NBAA president and CEO Ed Bolen is continuing the association’s push to ensure the privacy of business aircraft operators from real-time flight-tracking as operators transition to ADS-B with the Jan. 1, 2020 deadline approaching. The association has been actively involved on that issue with the FAA’s Equip 2020 working group, which last week provided an update to the NextGen Advisory Council on the multi-pronged effort ongoing for the ADS-B transition.
Bolen encouraged the group to continue progress on an “opt-out” solution that would enable operators to obtain a 24-bit ICAO code. Under this option, NBAA explained, operators keep their permanent code tied to the N-number, but could use the secondary temporary code that is not tied to an N-number, shielding the identity of the aircraft from outside flight-tracking programs. Operators would have the ability to request the code at least once every 30 days, the association added.
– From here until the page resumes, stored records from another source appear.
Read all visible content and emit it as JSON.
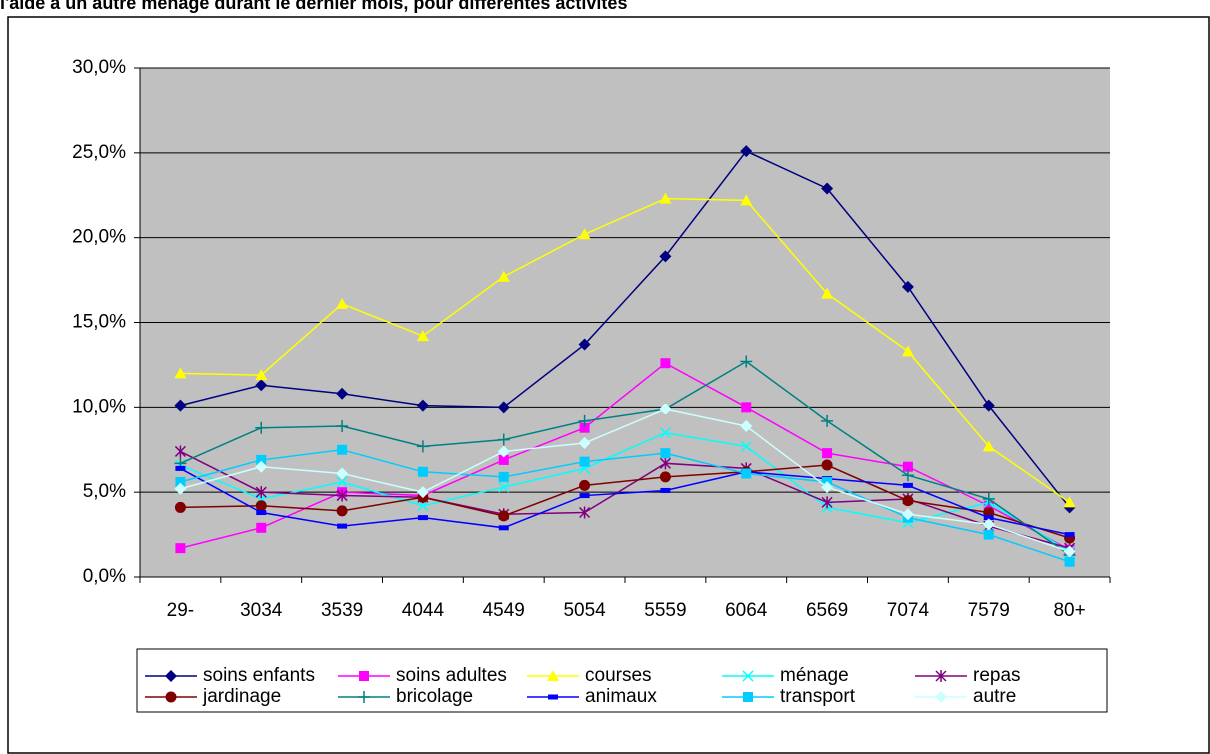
{
  "chart_data": {
    "type": "line",
    "title": "l'aide à un autre ménage durant le dernier mois, pour différentes activités",
    "categories": [
      "29-",
      "3034",
      "3539",
      "4044",
      "4549",
      "5054",
      "5559",
      "6064",
      "6569",
      "7074",
      "7579",
      "80+"
    ],
    "ylim": [
      0,
      30
    ],
    "yticks": [
      {
        "value": 0,
        "label": "0,0%"
      },
      {
        "value": 5,
        "label": "5,0%"
      },
      {
        "value": 10,
        "label": "10,0%"
      },
      {
        "value": 15,
        "label": "15,0%"
      },
      {
        "value": 20,
        "label": "20,0%"
      },
      {
        "value": 25,
        "label": "25,0%"
      },
      {
        "value": 30,
        "label": "30,0%"
      }
    ],
    "grid": true,
    "legend": "bottom",
    "series": [
      {
        "name": "soins enfants",
        "color": "#000080",
        "marker": "diamond",
        "values": [
          10.1,
          11.3,
          10.8,
          10.1,
          10.0,
          13.7,
          18.9,
          25.1,
          22.9,
          17.1,
          10.1,
          4.1
        ]
      },
      {
        "name": "soins adultes",
        "color": "#ff00ff",
        "marker": "square",
        "values": [
          1.7,
          2.9,
          5.0,
          4.8,
          6.9,
          8.8,
          12.6,
          10.0,
          7.3,
          6.5,
          4.2,
          1.6
        ]
      },
      {
        "name": "courses",
        "color": "#ffff00",
        "marker": "triangle",
        "values": [
          12.0,
          11.9,
          16.1,
          14.2,
          17.7,
          20.2,
          22.3,
          22.2,
          16.7,
          13.3,
          7.7,
          4.4
        ]
      },
      {
        "name": "ménage",
        "color": "#00ffff",
        "marker": "x",
        "values": [
          6.6,
          4.6,
          5.6,
          4.2,
          5.3,
          6.4,
          8.5,
          7.7,
          4.1,
          3.2,
          4.4,
          1.5
        ]
      },
      {
        "name": "repas",
        "color": "#800080",
        "marker": "star",
        "values": [
          7.4,
          5.0,
          4.8,
          4.7,
          3.7,
          3.8,
          6.7,
          6.4,
          4.4,
          4.6,
          3.0,
          1.7
        ]
      },
      {
        "name": "jardinage",
        "color": "#800000",
        "marker": "circle",
        "values": [
          4.1,
          4.2,
          3.9,
          4.7,
          3.6,
          5.4,
          5.9,
          6.2,
          6.6,
          4.5,
          3.8,
          2.3
        ]
      },
      {
        "name": "bricolage",
        "color": "#008080",
        "marker": "plus",
        "values": [
          6.7,
          8.8,
          8.9,
          7.7,
          8.1,
          9.2,
          9.9,
          12.7,
          9.2,
          6.0,
          4.6,
          1.3
        ]
      },
      {
        "name": "animaux",
        "color": "#0000ff",
        "marker": "dash",
        "values": [
          6.4,
          3.8,
          3.0,
          3.5,
          2.9,
          4.8,
          5.1,
          6.2,
          5.8,
          5.4,
          3.5,
          2.5
        ]
      },
      {
        "name": "transport",
        "color": "#00ccff",
        "marker": "square",
        "values": [
          5.6,
          6.9,
          7.5,
          6.2,
          5.9,
          6.8,
          7.3,
          6.1,
          5.6,
          3.5,
          2.5,
          0.9
        ]
      },
      {
        "name": "autre",
        "color": "#ccffff",
        "marker": "diamond",
        "values": [
          5.2,
          6.5,
          6.1,
          5.0,
          7.4,
          7.9,
          9.9,
          8.9,
          5.3,
          3.7,
          3.1,
          1.5
        ]
      }
    ]
  }
}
NBAA said this program would address concerns associated with data transmitted by the aircraft. “While private ADS-B receivers could still detect an aircraft flying overhead, they would not see any information allowing them to match that aircraft to the owner listed in the FAA registry,” the association said.
“Everyone agrees that a person shouldn’t need to give up his or her security when boarding an airplane,” said Bolen. “We remain committed to working with the FAA and others to ensure that operators are given an ability to opt out from having their flights tracked in real-time, basically by anyone, anywhere in the world, who happens to have the appropriate equipment for doing so, and whose intentions may be unknown.”
The industry is awaiting the release of the policy regarding this approach, and the FAA must issue a procurement for a service provider to assign temporary call signs. Policy release had been targeted for September 30 but has been pushed out in part because of the government shutdown earlier this year.